We have seen him take on several challenges since we’ve moved: starting a new school, and making the jump from going three half-days a week to going all day, every day; skipping a grade (kindergarten); speech competitions; spelling bees; being in a different class than some of his friends for this most recent school year, to name a few. We have seen him handle each of these remarkably well for such a little guy. Of course he has not been void of emotion, but my husband and I have been a bit surprised at his seemingly stoic responses.
Just this week, our sweet second-grader found out that one of his good friends, a classmate, is moving about 11 hours away. I knew a few days before he found out, but I wanted him to hear it first from his friend. He told his dad and I that he knew about this upcoming move, the other night before bedtime. He said it quietly, and didn’t volunteer any more information. I gently asked him, as neutrally as possible, if he felt excited for his friend’s move or sad that she (yes, she) would be gone, or perhaps a little of both. “A little of both, I guess…” he said in the same quiet, reserved tone. Having heard for the whole school year how much he has enjoyed her conversation and her companionship on the playground, at lunch, in class, I knew it had to have some sizable effect on him. I looked at him, laying in his bed, and I know he probably doesn’t think I noticed, but I saw his eyes get misty.
As a mother, it’s always hard to see one’s children sad or disappointed. There was a moment, then, that I knew I had to seize–to let him know that it was all right and normal to feel sad that his friend was moving, but also to remind him that if that friendship is good, true, and begun by God, then there’s no reason to think that they will stop being friends! He looked up at me when I said these things and a bright smile took over his face. He got excited about the idea of being pen pals after the move takes place.

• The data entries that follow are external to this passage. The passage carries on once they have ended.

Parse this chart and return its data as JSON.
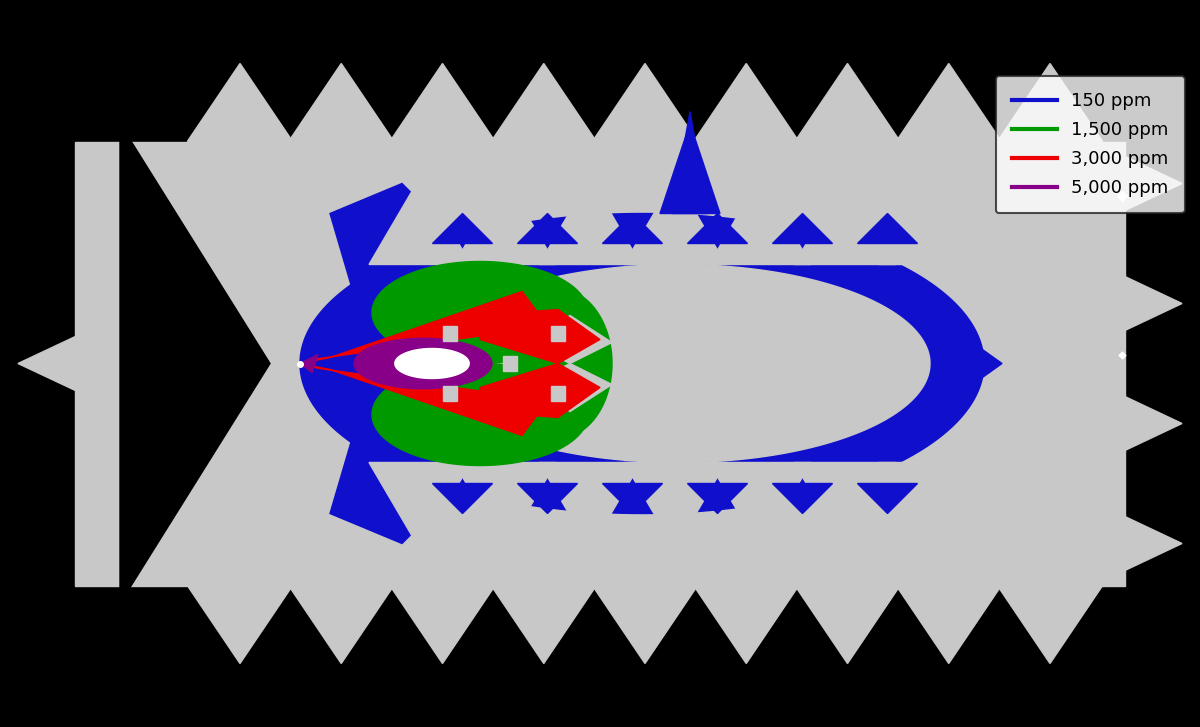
{
  "figure_bg": "#000000",
  "map_color": "#c8c8c8",
  "blue_color": "#1010cc",
  "green_color": "#009900",
  "red_color": "#ee0000",
  "purple_color": "#880088",
  "white_color": "#ffffff",
  "legend_labels": [
    "150 ppm",
    "1,500 ppm",
    "3,000 ppm",
    "5,000 ppm"
  ],
  "legend_colors": [
    "#1010cc",
    "#009900",
    "#ee0000",
    "#880088"
  ],
  "figsize": [
    12.0,
    7.27
  ],
  "dpi": 100,
  "xlim": [
    -6.5,
    13.5
  ],
  "ylim": [
    -5.2,
    5.2
  ]
}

We can’t keep our children sheltered from challenges, disappointments, or sadness. We shouldn’t try to, either. In those few minutes before we tucked him in that night, we saw the beauty of friendship summed up in both his sadness and also his hope from the idea of staying in touch. True, they won’t get to run around together on the playground next school year, or sit at the same lunch table, but as long as they both are willing, there are seemingly countless ways they can still share laughs and news. Yes, they are little kids. And yes, one or both of them might start thinking the opposite sex is too “weird” to be good buddies anymore. For now, though, I feel nothing but gratitude and gladness that God has given our son such a sweet friend, one whose absence meant enough to him to get him teary-eyed. May we all be so blessed to have friendships that are good and true, whether near or far.